Remember that it is we who torment, we who make difficulties for ourselves – that is, our opinions do. What, for instance, does it mean to be insulted? Stand by a rock and insult it, and what have you accomplished? If someone responds to insult like a rock, what has the abuser gained with his invective? – Epictetus
– Does it matter what others think of me?
– Who is one person who could use an encouraging word today?
– If I should get fired (or in some way “fail”) at work today, what good might come from that?
– What is going well?
– In what way can I set an example for my colleagues/clients/family today? (Perhaps through kindness, a listening ear, diligence, eating a healthy lunch/dinner?)
– What am I doing better now than I used to? What helped me get there? Who helped me get there?
– What faculties and abilities do I take for granted that allow me to do what I do?
– Why am I at this place? What led me here? What keeps me?
And Some Phrases/Reminders to Tell Yourself ❤
– Who I am today is not who I was yesterday. I am stronger and more knowledgeable. I’ve learned from yesterday’s mistakes.
– My mistakes (even those mistakes I’ve accidentally repeated) do not define me. They do not diminish or describe my character, and they largely point to my level of fatigue, stress, or workload. My “success” or “failure” within this sphere of life cannot amount to or measure my worth.

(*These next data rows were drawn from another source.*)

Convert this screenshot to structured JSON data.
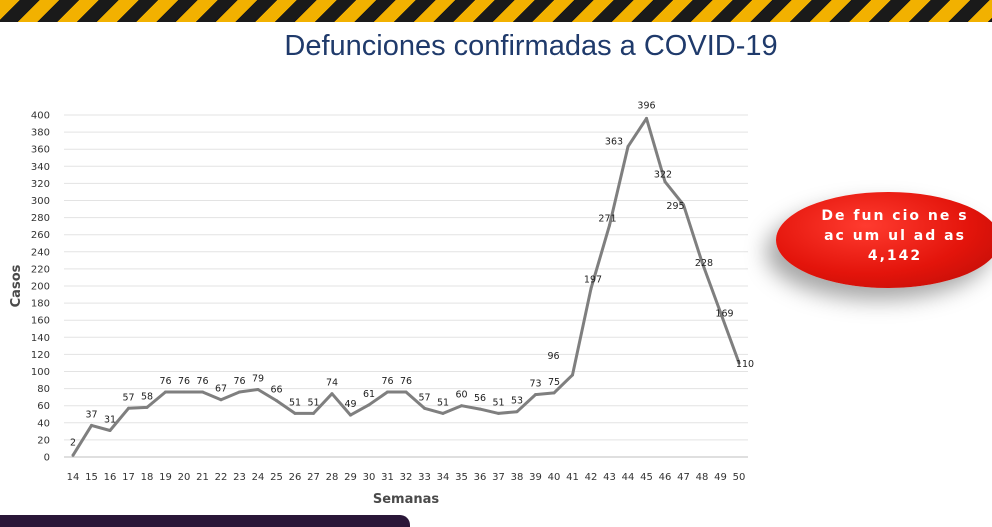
{
  "page": {
    "title": "Defunciones confirmadas a COVID-19"
  },
  "badge": {
    "line1": "De fun cio ne s",
    "line2": "ac um ul ad as",
    "value": "4,142",
    "color": "#e3140b"
  },
  "chart_data": {
    "type": "line",
    "title": "Defunciones confirmadas a COVID-19",
    "xlabel": "Semanas",
    "ylabel": "Casos",
    "ylim": [
      0,
      400
    ],
    "yticks": [
      0,
      20,
      40,
      60,
      80,
      100,
      120,
      140,
      160,
      180,
      200,
      220,
      240,
      260,
      280,
      300,
      320,
      340,
      360,
      380,
      400
    ],
    "grid": true,
    "line_color": "#7f7f7f",
    "x": [
      "14",
      "15",
      "16",
      "17",
      "18",
      "19",
      "20",
      "21",
      "22",
      "23",
      "24",
      "25",
      "26",
      "27",
      "28",
      "29",
      "30",
      "31",
      "32",
      "33",
      "34",
      "35",
      "36",
      "37",
      "38",
      "39",
      "40",
      "41",
      "42",
      "43",
      "44",
      "45",
      "46",
      "47",
      "48",
      "49",
      "50"
    ],
    "series": [
      {
        "values": [
          2,
          37,
          31,
          57,
          58,
          76,
          76,
          76,
          67,
          76,
          79,
          66,
          51,
          51,
          74,
          49,
          61,
          76,
          76,
          57,
          51,
          60,
          56,
          51,
          53,
          73,
          75,
          96,
          197,
          271,
          363,
          396,
          322,
          295,
          228,
          169,
          110
        ]
      }
    ]
  }
}
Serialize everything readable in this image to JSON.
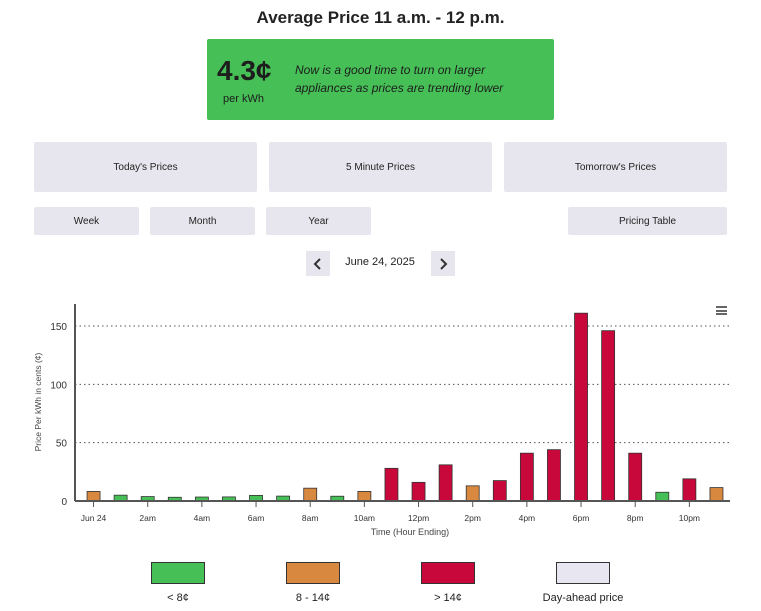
{
  "header": {
    "title": "Average Price 11 a.m. - 12 p.m."
  },
  "price_card": {
    "value": "4.3¢",
    "unit": "per kWh",
    "message": "Now is a good time to turn on larger appliances as prices are trending lower",
    "color": "#46bf56"
  },
  "buttons": {
    "today": "Today's Prices",
    "five_minute": "5 Minute Prices",
    "tomorrow": "Tomorrow's Prices",
    "week": "Week",
    "month": "Month",
    "year": "Year",
    "pricing_table": "Pricing Table"
  },
  "date_nav": {
    "prev_icon": "chevron-left-icon",
    "date": "June 24, 2025",
    "next_icon": "chevron-right-icon"
  },
  "chart_menu_icon": "hamburger-menu-icon",
  "chart_data": {
    "type": "bar",
    "xlabel": "Time (Hour Ending)",
    "ylabel": "Price Per kWh in cents (¢)",
    "ylim": [
      0,
      170
    ],
    "yticks": [
      0,
      50,
      100,
      150
    ],
    "grid": "horizontal dotted",
    "x_tick_labels": [
      "Jun 24",
      "2am",
      "4am",
      "6am",
      "8am",
      "10am",
      "12pm",
      "2pm",
      "4pm",
      "6pm",
      "8pm",
      "10pm"
    ],
    "categories": [
      "1",
      "2",
      "3",
      "4",
      "5",
      "6",
      "7",
      "8",
      "9",
      "10",
      "11",
      "12",
      "13",
      "14",
      "15",
      "16",
      "17",
      "18",
      "19",
      "20",
      "21",
      "22",
      "23",
      "24"
    ],
    "values": [
      8.2,
      5.0,
      3.8,
      3.2,
      3.4,
      3.5,
      4.8,
      4.2,
      11.0,
      4.1,
      8.2,
      28.0,
      16.0,
      31.0,
      13.0,
      17.5,
      41.0,
      44.0,
      161.0,
      146.0,
      41.0,
      7.5,
      19.0,
      11.5
    ],
    "bins": [
      "orange",
      "green",
      "green",
      "green",
      "green",
      "green",
      "green",
      "green",
      "orange",
      "green",
      "orange",
      "red",
      "red",
      "red",
      "orange",
      "red",
      "red",
      "red",
      "red",
      "red",
      "red",
      "green",
      "red",
      "orange"
    ],
    "colors": {
      "green": "#46bf56",
      "orange": "#d98840",
      "red": "#c8083a",
      "dayahead": "#e7e6f1"
    }
  },
  "legend": [
    {
      "label": "< 8¢",
      "color": "#46bf56"
    },
    {
      "label": "8 - 14¢",
      "color": "#d98840"
    },
    {
      "label": "> 14¢",
      "color": "#c8083a"
    },
    {
      "label": "Day-ahead price",
      "color": "#e7e6f1"
    }
  ]
}
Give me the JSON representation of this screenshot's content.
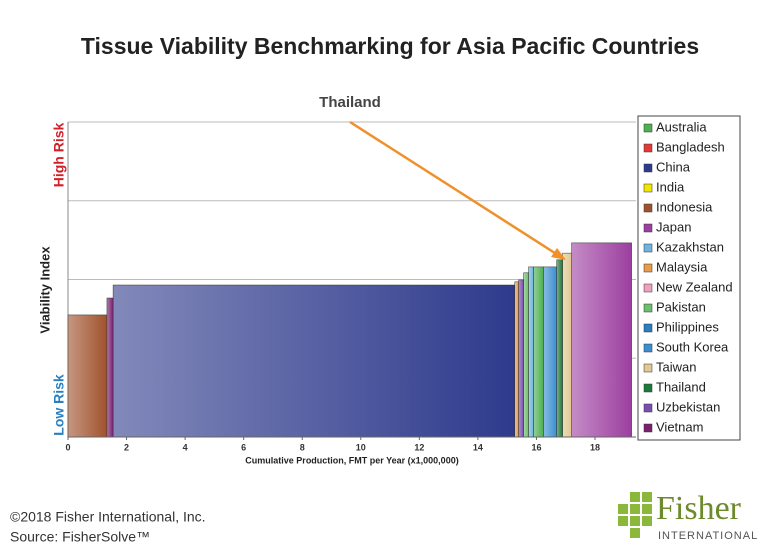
{
  "chart_data": {
    "type": "variable-width-bar",
    "title": "Tissue Viability Benchmarking for Asia Pacific Countries",
    "annotation": "Thailand",
    "x_label": "Cumulative Production, FMT per Year (x1,000,000)",
    "y_label": "Viability Index",
    "y_high_label": "High Risk",
    "y_low_label": "Low Risk",
    "xlim": [
      0,
      19.4
    ],
    "xticks": [
      0,
      2,
      4,
      6,
      8,
      10,
      12,
      14,
      16,
      18
    ],
    "ylim": [
      0,
      8
    ],
    "ygrid": [
      0,
      2,
      4,
      6,
      8
    ],
    "series": [
      {
        "name": "Australia",
        "color": "#4caf50",
        "x_range": [
          15.9,
          16.25
        ],
        "value": 4.32
      },
      {
        "name": "Bangladesh",
        "color": "#e53935",
        "x_range": null,
        "value": null
      },
      {
        "name": "China",
        "color": "#2e3a8c",
        "x_range": [
          1.54,
          15.26
        ],
        "value": 3.86
      },
      {
        "name": "India",
        "color": "#f2e600",
        "x_range": null,
        "value": null
      },
      {
        "name": "Indonesia",
        "color": "#a0522d",
        "x_range": [
          0,
          1.33
        ],
        "value": 3.1
      },
      {
        "name": "Japan",
        "color": "#9c3fa0",
        "x_range": [
          17.2,
          19.25
        ],
        "value": 4.93
      },
      {
        "name": "Kazakhstan",
        "color": "#6fb4e0",
        "x_range": [
          15.73,
          15.9
        ],
        "value": 4.32
      },
      {
        "name": "Malaysia",
        "color": "#e89b4a",
        "x_range": [
          15.26,
          15.39
        ],
        "value": 3.94
      },
      {
        "name": "New Zealand",
        "color": "#f0a0c0",
        "x_range": null,
        "value": null
      },
      {
        "name": "Pakistan",
        "color": "#6cbf6c",
        "x_range": [
          15.56,
          15.73
        ],
        "value": 4.17
      },
      {
        "name": "Philippines",
        "color": "#2a7fc0",
        "x_range": null,
        "value": null
      },
      {
        "name": "South Korea",
        "color": "#3a8fd0",
        "x_range": [
          16.25,
          16.69
        ],
        "value": 4.32
      },
      {
        "name": "Taiwan",
        "color": "#e0c890",
        "x_range": [
          16.89,
          17.2
        ],
        "value": 4.67
      },
      {
        "name": "Thailand",
        "color": "#1e7a3a",
        "x_range": [
          16.69,
          16.89
        ],
        "value": 4.5
      },
      {
        "name": "Uzbekistan",
        "color": "#7a4fb0",
        "x_range": [
          15.39,
          15.56
        ],
        "value": 3.99
      },
      {
        "name": "Vietnam",
        "color": "#7a2070",
        "x_range": [
          1.33,
          1.54
        ],
        "value": 3.53
      }
    ]
  },
  "footer": {
    "copyright": "©2018 Fisher International, Inc.",
    "source": "Source: FisherSolve™"
  },
  "logo": {
    "name": "Fisher",
    "sub": "INTERNATIONAL"
  }
}
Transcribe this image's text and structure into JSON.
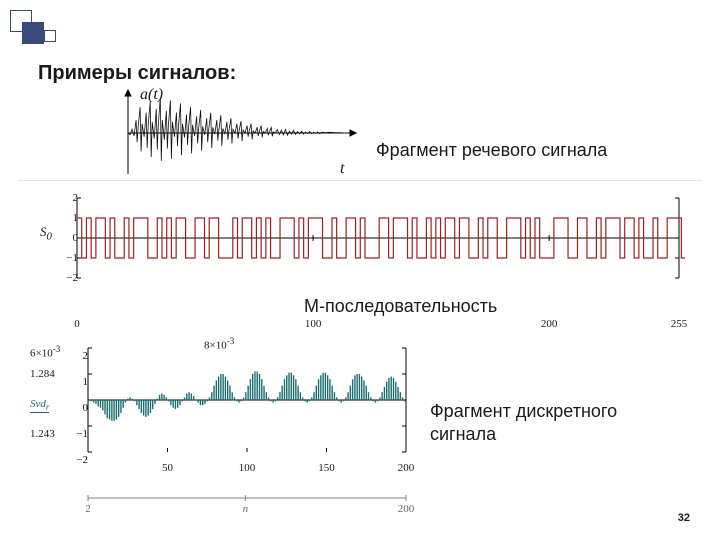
{
  "decor": {
    "outline_color": "#3a4a7a",
    "fill_color": "#3a4a7a"
  },
  "title": "Примеры сигналов:",
  "captions": {
    "speech": "Фрагмент речевого сигнала",
    "mseq": "М-последовательность",
    "discrete_l1": "Фрагмент дискретного",
    "discrete_l2": "сигнала"
  },
  "speech_chart": {
    "type": "line",
    "ylabel": "a(t)",
    "xlabel": "t",
    "stroke": "#111111",
    "axis_color": "#000000",
    "background": "#ffffff",
    "xlim": [
      0,
      220
    ],
    "ylim": [
      -1,
      1
    ],
    "points": [
      [
        0,
        0.02
      ],
      [
        2,
        -0.05
      ],
      [
        4,
        0.1
      ],
      [
        6,
        -0.08
      ],
      [
        8,
        0.35
      ],
      [
        9,
        -0.25
      ],
      [
        10,
        0.15
      ],
      [
        12,
        0.7
      ],
      [
        13,
        -0.5
      ],
      [
        14,
        0.25
      ],
      [
        16,
        -0.1
      ],
      [
        18,
        0.55
      ],
      [
        19,
        -0.4
      ],
      [
        20,
        0.2
      ],
      [
        22,
        0.85
      ],
      [
        23,
        -0.65
      ],
      [
        24,
        0.3
      ],
      [
        26,
        -0.15
      ],
      [
        28,
        0.65
      ],
      [
        29,
        -0.45
      ],
      [
        30,
        0.22
      ],
      [
        32,
        0.95
      ],
      [
        33,
        -0.75
      ],
      [
        34,
        0.35
      ],
      [
        36,
        -0.18
      ],
      [
        38,
        0.6
      ],
      [
        39,
        -0.42
      ],
      [
        40,
        0.2
      ],
      [
        42,
        0.88
      ],
      [
        43,
        -0.7
      ],
      [
        44,
        0.3
      ],
      [
        46,
        -0.1
      ],
      [
        48,
        0.55
      ],
      [
        49,
        -0.35
      ],
      [
        50,
        0.18
      ],
      [
        52,
        0.8
      ],
      [
        53,
        -0.6
      ],
      [
        54,
        0.25
      ],
      [
        56,
        -0.12
      ],
      [
        58,
        0.5
      ],
      [
        59,
        -0.32
      ],
      [
        60,
        0.15
      ],
      [
        62,
        0.7
      ],
      [
        63,
        -0.55
      ],
      [
        64,
        0.22
      ],
      [
        66,
        -0.08
      ],
      [
        68,
        0.45
      ],
      [
        69,
        -0.28
      ],
      [
        70,
        0.12
      ],
      [
        72,
        0.62
      ],
      [
        73,
        -0.48
      ],
      [
        74,
        0.18
      ],
      [
        76,
        -0.05
      ],
      [
        78,
        0.4
      ],
      [
        79,
        -0.25
      ],
      [
        80,
        0.1
      ],
      [
        82,
        0.55
      ],
      [
        83,
        -0.4
      ],
      [
        84,
        0.15
      ],
      [
        86,
        -0.03
      ],
      [
        88,
        0.35
      ],
      [
        89,
        -0.2
      ],
      [
        90,
        0.08
      ],
      [
        92,
        0.48
      ],
      [
        93,
        -0.35
      ],
      [
        94,
        0.12
      ],
      [
        96,
        -0.02
      ],
      [
        98,
        0.3
      ],
      [
        99,
        -0.18
      ],
      [
        100,
        0.06
      ],
      [
        102,
        0.4
      ],
      [
        103,
        -0.28
      ],
      [
        104,
        0.1
      ],
      [
        106,
        0
      ],
      [
        108,
        0.25
      ],
      [
        109,
        -0.15
      ],
      [
        110,
        0.05
      ],
      [
        112,
        0.32
      ],
      [
        113,
        -0.22
      ],
      [
        114,
        0.08
      ],
      [
        116,
        0
      ],
      [
        118,
        0.2
      ],
      [
        119,
        -0.1
      ],
      [
        120,
        0.04
      ],
      [
        122,
        0.25
      ],
      [
        123,
        -0.17
      ],
      [
        124,
        0.06
      ],
      [
        126,
        0
      ],
      [
        128,
        0.16
      ],
      [
        129,
        -0.08
      ],
      [
        130,
        0.03
      ],
      [
        132,
        0.2
      ],
      [
        133,
        -0.12
      ],
      [
        134,
        0.04
      ],
      [
        136,
        0
      ],
      [
        138,
        0.12
      ],
      [
        139,
        -0.06
      ],
      [
        140,
        0.02
      ],
      [
        142,
        0.15
      ],
      [
        143,
        -0.09
      ],
      [
        144,
        0.03
      ],
      [
        146,
        0
      ],
      [
        148,
        0.09
      ],
      [
        150,
        -0.04
      ],
      [
        152,
        0.08
      ],
      [
        154,
        -0.05
      ],
      [
        156,
        0.1
      ],
      [
        158,
        -0.06
      ],
      [
        160,
        0.05
      ],
      [
        162,
        -0.03
      ],
      [
        164,
        0.07
      ],
      [
        166,
        -0.04
      ],
      [
        168,
        0.04
      ],
      [
        170,
        -0.02
      ],
      [
        172,
        0.05
      ],
      [
        174,
        -0.03
      ],
      [
        176,
        0.03
      ],
      [
        178,
        -0.02
      ],
      [
        180,
        0.04
      ],
      [
        182,
        -0.02
      ],
      [
        184,
        0.02
      ],
      [
        186,
        -0.01
      ],
      [
        188,
        0.03
      ],
      [
        190,
        -0.02
      ],
      [
        192,
        0.02
      ],
      [
        196,
        0.01
      ],
      [
        200,
        0.02
      ],
      [
        205,
        0.01
      ],
      [
        210,
        0.01
      ],
      [
        215,
        0
      ],
      [
        220,
        0
      ]
    ]
  },
  "mseq_chart": {
    "type": "step",
    "stroke": "#a02020",
    "axis_color": "#000000",
    "background": "#ffffff",
    "xlim": [
      0,
      255
    ],
    "ylim": [
      -2,
      2
    ],
    "yticks": [
      -2,
      -1,
      0,
      1,
      2
    ],
    "ytick_labels": [
      "2",
      "1",
      "0",
      "1",
      "2"
    ],
    "yminus": "−",
    "left_text_top": "S",
    "left_text_sub": "0",
    "xticks": [
      0,
      100,
      200,
      255
    ],
    "xtick_labels": [
      "0",
      "100",
      "200",
      "255"
    ],
    "levels": [
      1,
      -1,
      1,
      -1,
      1,
      1,
      -1,
      1,
      -1,
      -1,
      1,
      -1,
      1,
      1,
      1,
      -1,
      -1,
      1,
      -1,
      1,
      -1,
      1,
      1,
      -1,
      -1,
      1,
      1,
      -1,
      1,
      1,
      -1,
      -1,
      -1,
      1,
      -1,
      1,
      1,
      -1,
      1,
      -1,
      1,
      -1,
      -1,
      1,
      1,
      1,
      -1,
      1,
      -1,
      1,
      1,
      1,
      -1,
      -1,
      1,
      -1,
      -1,
      1,
      1,
      -1,
      1,
      -1,
      -1,
      -1,
      1,
      1,
      -1,
      1,
      1,
      1,
      -1,
      1,
      -1,
      -1,
      1,
      -1,
      1,
      -1,
      1,
      1,
      -1,
      1,
      1,
      -1,
      -1,
      1,
      -1,
      1,
      1,
      -1,
      -1,
      1,
      1,
      1,
      -1,
      1,
      -1,
      1,
      -1,
      -1,
      -1,
      1,
      1,
      1,
      -1,
      -1,
      1,
      1,
      -1,
      -1,
      1,
      -1,
      1,
      1,
      1,
      -1,
      1,
      1,
      -1,
      1,
      -1,
      -1,
      1,
      -1,
      -1,
      1,
      1,
      1,
      -1
    ],
    "level_len": 2
  },
  "discrete_chart": {
    "type": "bar",
    "stroke": "#1a6e6e",
    "fill": "#1a6e6e",
    "axis_color": "#000000",
    "background": "#ffffff",
    "xlim": [
      0,
      200
    ],
    "ylim": [
      -2,
      2
    ],
    "yticks": [
      -2,
      -1,
      0,
      1,
      2
    ],
    "ytick_labels": [
      "2",
      "1",
      "0",
      "1",
      "2"
    ],
    "yminus": "−",
    "top_label": "8×10",
    "top_label_sup": "-3",
    "xticks": [
      50,
      100,
      150,
      200
    ],
    "xtick_labels": [
      "50",
      "100",
      "150",
      "200"
    ],
    "left_labels": [
      "6×10",
      "1.284",
      "Svd",
      "1.243"
    ],
    "left_sup": "-3",
    "left_sub": "r",
    "values": [
      0,
      -0.05,
      -0.1,
      -0.15,
      -0.25,
      -0.3,
      -0.4,
      -0.55,
      -0.7,
      -0.75,
      -0.8,
      -0.8,
      -0.75,
      -0.65,
      -0.5,
      -0.3,
      -0.1,
      0.05,
      0.1,
      0.05,
      -0.05,
      -0.2,
      -0.35,
      -0.5,
      -0.6,
      -0.65,
      -0.6,
      -0.5,
      -0.35,
      -0.15,
      0.05,
      0.2,
      0.25,
      0.2,
      0.1,
      -0.05,
      -0.2,
      -0.3,
      -0.35,
      -0.3,
      -0.2,
      -0.05,
      0.1,
      0.25,
      0.3,
      0.25,
      0.15,
      0,
      -0.1,
      -0.2,
      -0.2,
      -0.15,
      -0.05,
      0.1,
      0.3,
      0.55,
      0.75,
      0.9,
      1.0,
      1.0,
      0.9,
      0.75,
      0.55,
      0.3,
      0.1,
      -0.05,
      -0.1,
      -0.05,
      0.1,
      0.3,
      0.55,
      0.8,
      1.0,
      1.1,
      1.1,
      1.0,
      0.8,
      0.55,
      0.3,
      0.1,
      -0.05,
      -0.1,
      -0.05,
      0.1,
      0.3,
      0.55,
      0.8,
      0.95,
      1.05,
      1.05,
      0.95,
      0.8,
      0.55,
      0.3,
      0.1,
      -0.05,
      -0.1,
      -0.05,
      0.1,
      0.3,
      0.55,
      0.8,
      0.95,
      1.05,
      1.05,
      0.95,
      0.8,
      0.55,
      0.3,
      0.1,
      -0.05,
      -0.1,
      -0.05,
      0.1,
      0.3,
      0.55,
      0.8,
      0.95,
      1.0,
      1.0,
      0.9,
      0.75,
      0.55,
      0.3,
      0.1,
      -0.05,
      -0.1,
      -0.05,
      0.1,
      0.3,
      0.5,
      0.7,
      0.85,
      0.9,
      0.85,
      0.7,
      0.5,
      0.3,
      0.1,
      -0.05
    ]
  },
  "bottom_axis": {
    "xticks": [
      2,
      100,
      200
    ],
    "xtick_labels": [
      "2",
      "n",
      "200"
    ],
    "stroke": "#808080"
  },
  "page_number": "32"
}
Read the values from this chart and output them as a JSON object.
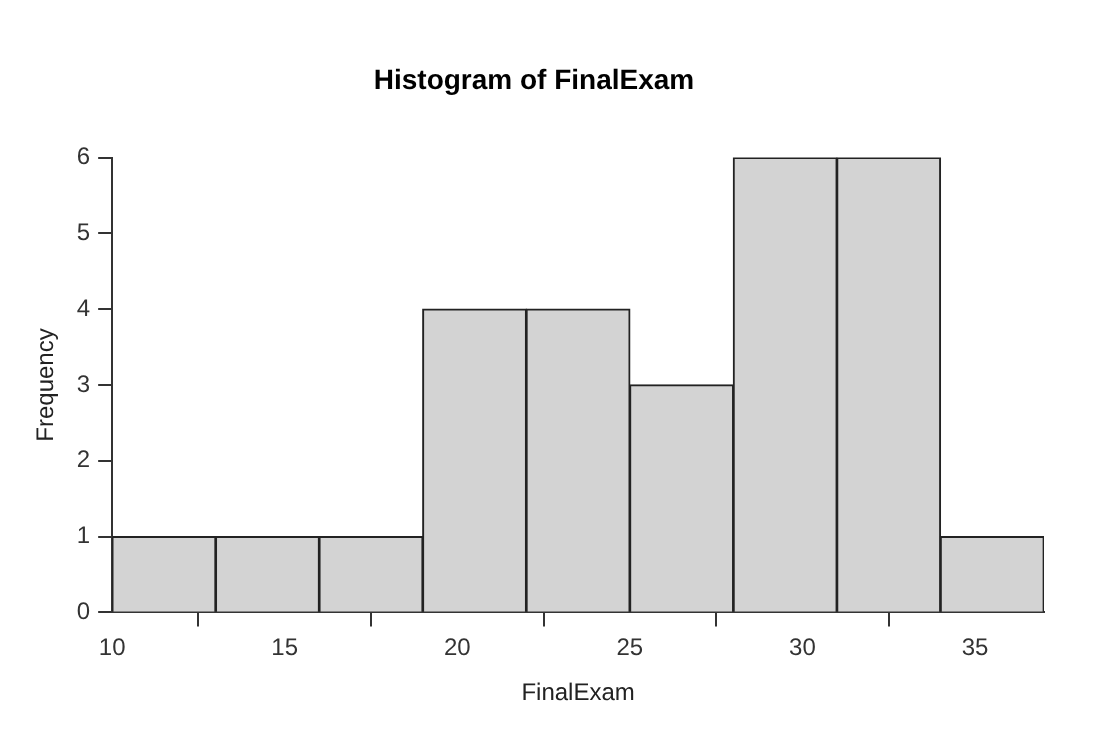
{
  "chart_data": {
    "type": "histogram",
    "title": "Histogram of FinalExam",
    "xlabel": "FinalExam",
    "ylabel": "Frequency",
    "bins": [
      10,
      13,
      16,
      19,
      22,
      25,
      28,
      31,
      34,
      37
    ],
    "values": [
      1,
      1,
      1,
      4,
      4,
      3,
      6,
      6,
      1
    ],
    "color": "#d3d3d3",
    "xlim": [
      10,
      37
    ],
    "xticks": [
      10,
      15,
      20,
      25,
      30,
      35
    ],
    "ylim": [
      0,
      6
    ],
    "yticks": [
      0,
      1,
      2,
      3,
      4,
      5,
      6
    ],
    "grid": false,
    "legend": false
  }
}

– Nothing others say to me can be offensive to me unless I permit it to be.
– Others may express disappointment in me, but I am giving my very best, and seeking/implementing feedback where I can, so I have no reason to be disappointed in myself. I am only human.
– There is more to life than this workplace/position/season. And instead of pulling work into the rest of my life, I’m going to endeavor to bring beauty and life to this place.
– There will be some people who just don’t like me – no matter how hard I try to be friendly and likable – and that is perfectly OK.